Ambitious is the first word that comes to mind when thinking of Matt Johnson’s The Dirties. The film has a mockumentary style that keeps you guessing and most importantly keeps you entertained. It has naturalistic performances from Matt himself and Owen Williams, a controversial story that questions your morality, and some of the best movie homages ever seen in film. The Dirties is one that will definitely spark conversations long after the film is over.


Here it is, the best film that I saw at Locarno this year. Destin Cretton’s Short Term 12 is an emotionally charged masterpiece. It’s got brilliant direction, wonderful performances from everyone, especially from its leading lady Brie Larson, and it’s a film that truly affects you. The film got the craziest standing ovation I’ve ever seen, which was enough to move anyone to tears. Do not miss Short Term 12; it’s a gem.
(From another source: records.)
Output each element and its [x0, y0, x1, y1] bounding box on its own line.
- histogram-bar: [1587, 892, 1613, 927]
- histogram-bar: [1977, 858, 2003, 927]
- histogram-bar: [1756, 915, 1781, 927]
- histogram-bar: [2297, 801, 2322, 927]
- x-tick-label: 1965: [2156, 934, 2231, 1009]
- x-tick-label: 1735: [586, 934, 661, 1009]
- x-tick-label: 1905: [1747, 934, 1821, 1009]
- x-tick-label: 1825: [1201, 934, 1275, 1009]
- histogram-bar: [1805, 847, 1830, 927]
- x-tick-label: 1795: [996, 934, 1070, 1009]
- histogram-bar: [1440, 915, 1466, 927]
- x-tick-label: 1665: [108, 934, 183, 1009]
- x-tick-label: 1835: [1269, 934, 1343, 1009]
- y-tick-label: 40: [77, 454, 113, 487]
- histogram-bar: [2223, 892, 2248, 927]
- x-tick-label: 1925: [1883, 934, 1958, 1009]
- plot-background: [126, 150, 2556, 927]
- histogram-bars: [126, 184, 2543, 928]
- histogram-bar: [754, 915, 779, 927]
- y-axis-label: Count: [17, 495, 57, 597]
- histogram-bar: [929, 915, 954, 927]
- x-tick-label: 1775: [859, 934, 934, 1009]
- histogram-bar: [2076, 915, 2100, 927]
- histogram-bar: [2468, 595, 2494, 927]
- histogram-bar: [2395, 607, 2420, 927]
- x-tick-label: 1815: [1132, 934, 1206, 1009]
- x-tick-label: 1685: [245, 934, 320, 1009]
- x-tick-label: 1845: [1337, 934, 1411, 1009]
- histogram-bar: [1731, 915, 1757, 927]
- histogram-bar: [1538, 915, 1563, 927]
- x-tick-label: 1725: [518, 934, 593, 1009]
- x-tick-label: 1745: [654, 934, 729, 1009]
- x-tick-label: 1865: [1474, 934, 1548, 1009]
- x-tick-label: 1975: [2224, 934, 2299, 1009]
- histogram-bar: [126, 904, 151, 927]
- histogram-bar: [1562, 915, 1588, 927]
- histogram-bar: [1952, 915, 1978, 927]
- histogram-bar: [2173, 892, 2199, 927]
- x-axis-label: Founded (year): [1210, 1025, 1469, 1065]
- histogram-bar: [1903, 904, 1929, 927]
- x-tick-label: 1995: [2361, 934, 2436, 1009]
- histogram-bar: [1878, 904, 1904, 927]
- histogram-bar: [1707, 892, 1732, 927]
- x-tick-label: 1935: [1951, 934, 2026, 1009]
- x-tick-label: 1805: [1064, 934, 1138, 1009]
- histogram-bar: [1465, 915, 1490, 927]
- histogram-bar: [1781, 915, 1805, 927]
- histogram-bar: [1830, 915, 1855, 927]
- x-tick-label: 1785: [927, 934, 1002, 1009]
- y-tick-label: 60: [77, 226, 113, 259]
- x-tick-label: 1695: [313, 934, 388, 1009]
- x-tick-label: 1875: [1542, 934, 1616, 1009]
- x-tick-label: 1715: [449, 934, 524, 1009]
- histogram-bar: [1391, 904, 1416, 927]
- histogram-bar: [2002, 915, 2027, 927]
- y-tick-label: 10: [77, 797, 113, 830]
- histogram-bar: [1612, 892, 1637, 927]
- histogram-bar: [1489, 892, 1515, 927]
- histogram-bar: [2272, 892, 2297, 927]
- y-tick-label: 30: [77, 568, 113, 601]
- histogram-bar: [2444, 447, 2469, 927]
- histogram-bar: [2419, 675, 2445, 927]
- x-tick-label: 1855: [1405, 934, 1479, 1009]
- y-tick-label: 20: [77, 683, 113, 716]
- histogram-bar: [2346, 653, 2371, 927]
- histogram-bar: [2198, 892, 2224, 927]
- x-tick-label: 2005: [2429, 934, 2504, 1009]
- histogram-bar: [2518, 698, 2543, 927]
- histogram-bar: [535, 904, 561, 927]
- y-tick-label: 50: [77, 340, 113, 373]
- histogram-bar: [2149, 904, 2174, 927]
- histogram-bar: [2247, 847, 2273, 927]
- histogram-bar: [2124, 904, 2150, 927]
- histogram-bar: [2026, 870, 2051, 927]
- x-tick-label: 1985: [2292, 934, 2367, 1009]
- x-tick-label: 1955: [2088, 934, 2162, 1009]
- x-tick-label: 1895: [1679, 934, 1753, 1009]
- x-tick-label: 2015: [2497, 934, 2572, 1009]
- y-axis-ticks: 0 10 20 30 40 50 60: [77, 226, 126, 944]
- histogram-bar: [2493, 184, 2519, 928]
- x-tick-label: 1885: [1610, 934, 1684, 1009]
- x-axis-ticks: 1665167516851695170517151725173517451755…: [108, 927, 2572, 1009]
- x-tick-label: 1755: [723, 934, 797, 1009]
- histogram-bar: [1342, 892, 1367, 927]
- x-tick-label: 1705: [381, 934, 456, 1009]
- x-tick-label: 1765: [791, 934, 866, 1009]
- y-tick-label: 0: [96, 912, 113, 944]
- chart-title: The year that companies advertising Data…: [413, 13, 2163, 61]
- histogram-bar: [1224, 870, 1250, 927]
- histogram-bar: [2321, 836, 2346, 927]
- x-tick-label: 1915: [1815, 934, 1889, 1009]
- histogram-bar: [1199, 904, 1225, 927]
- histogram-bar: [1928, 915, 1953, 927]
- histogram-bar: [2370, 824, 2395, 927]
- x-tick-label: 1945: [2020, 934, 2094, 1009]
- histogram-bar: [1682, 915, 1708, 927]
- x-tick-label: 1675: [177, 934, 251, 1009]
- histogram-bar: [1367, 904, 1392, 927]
That’s all from Locarno from me for this year. No matter how good or bad a film was, each was its own incredible experience, and isn’t that the joy of going to the movies? Whether you’re laughing uncontrollably, rolling your eyes, looking away from the disturbing images on the screen, or whatever other reactions you may have, watching films with amazing friends and fellow movie buffs is half the fun. Locarno has been a crazy ride; until next year!